State key Laboratory of Genetic Engineering, Institute of Plant Biology, School of Life Sciences, Fudan University, Shanghai 200433, China.
The T-Life Research Center, Fudan University, Shanghai 200433, China.
Nucleic Acids Res. 2019 Mar 18;47(5):e30. doi: 10.1093/nar/gkz017.
Metagenomic studies, greatly promoted by the fast development of next-generation sequencing (NGS) technologies, uncover complex structures of microbial communities and their interactions with environment. As the majority of microbes lack information of genome sequences, it is essential to assemble prokaryotic genomes ab initio aiming to retrieve complete coding genes from various metabolic pathways. The complex nature of microbial composition and the burden of handling a vast amount of metagenomic data, bring great challenges to the development of effective and efficient bioinformatic tools. Here we present a protein assembler (MetaPA), based on de Bruijn graph searching on oligopeptide spaces and can be applied on both metagenomic and metatranscriptomic sequencing data. When public homologous protein sequences are involved to guide the assembling procedures, MetaPA assembles 85% of total proteins in complete sequences with high precision of 83% on real high-throughput sequencing datasets. Application of MetaPA on metatranscriptomic data successfully identifies the majority of actively transcribed genes validated in related studies. The results suggest that MetaPA has a good potential in both metagenomic and metatranscriptomic studies to characterize the composition and abundance of microbiota.
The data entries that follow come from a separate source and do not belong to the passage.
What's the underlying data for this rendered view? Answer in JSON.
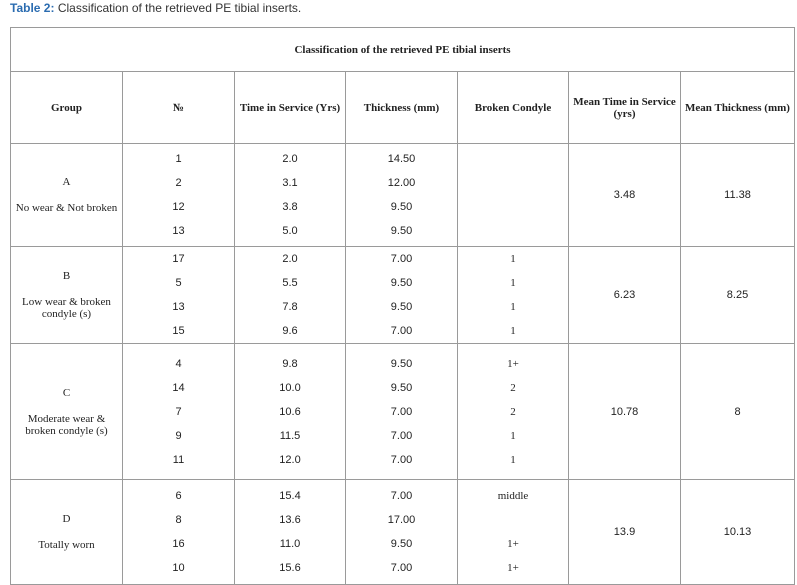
{
  "caption": {
    "label": "Table 2:",
    "text": "Classification of the retrieved PE tibial inserts."
  },
  "table": {
    "title": "Classification of the retrieved PE tibial inserts",
    "headers": [
      "Group",
      "№",
      "Time in Service (Yrs)",
      "Thickness (mm)",
      "Broken Condyle",
      "Mean Time in Service (yrs)",
      "Mean Thickness (mm)"
    ],
    "groups": [
      {
        "letter": "A",
        "description": "No wear & Not broken",
        "rows": [
          [
            "1",
            "2.0",
            "14.50",
            null
          ],
          [
            "2",
            "3.1",
            "12.00",
            null
          ],
          [
            "12",
            "3.8",
            "9.50",
            null
          ],
          [
            "13",
            "5.0",
            "9.50",
            null
          ]
        ],
        "mean_time": "3.48",
        "mean_thickness": "11.38"
      },
      {
        "letter": "B",
        "description": "Low wear & broken condyle (s)",
        "rows": [
          [
            "17",
            "2.0",
            "7.00",
            "1"
          ],
          [
            "5",
            "5.5",
            "9.50",
            "1"
          ],
          [
            "13",
            "7.8",
            "9.50",
            "1"
          ],
          [
            "15",
            "9.6",
            "7.00",
            "1"
          ]
        ],
        "mean_time": "6.23",
        "mean_thickness": "8.25"
      },
      {
        "letter": "C",
        "description": "Moderate wear & broken condyle (s)",
        "rows": [
          [
            "4",
            "9.8",
            "9.50",
            "1+"
          ],
          [
            "14",
            "10.0",
            "9.50",
            "2"
          ],
          [
            "7",
            "10.6",
            "7.00",
            "2"
          ],
          [
            "9",
            "11.5",
            "7.00",
            "1"
          ],
          [
            "11",
            "12.0",
            "7.00",
            "1"
          ]
        ],
        "mean_time": "10.78",
        "mean_thickness": "8"
      },
      {
        "letter": "D",
        "description": "Totally worn",
        "rows": [
          [
            "6",
            "15.4",
            "7.00",
            "middle"
          ],
          [
            "8",
            "13.6",
            "17.00",
            null
          ],
          [
            "16",
            "11.0",
            "9.50",
            "1+"
          ],
          [
            "10",
            "15.6",
            "7.00",
            "1+"
          ]
        ],
        "mean_time": "13.9",
        "mean_thickness": "10.13"
      }
    ]
  }
}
宏基因组学研究极大地促进了下一代测序(NGS)技术的发展,揭示了微生物群落的复杂结构及其与环境的相互作用。由于大多数微生物缺乏基因组序列信息,因此必须从头组装原核基因组,以便从各种代谢途径中检索完整的编码基因。微生物组成的复杂性和大量宏基因组数据处理的负担给有效和高效的生物信息学工具的发展带来了巨大的挑战。在这里,我们提出了一种基于寡肽空间的 de Bruijn 图搜索的蛋白质组装器(MetaPA),可应用于宏基因组和宏转录组测序数据。当涉及到公共同源蛋白序列来指导组装过程时,MetaPA 可以在真实的高通量测序数据集中以 83%的高精度组装 85%的完整序列中的总蛋白。MetaPA 在宏转录组数据上的应用成功地识别了相关研究中验证的大多数活跃转录基因。结果表明,MetaPA 在宏基因组学和宏转录组学研究中具有很好的潜力,可以描述微生物群落的组成和丰度。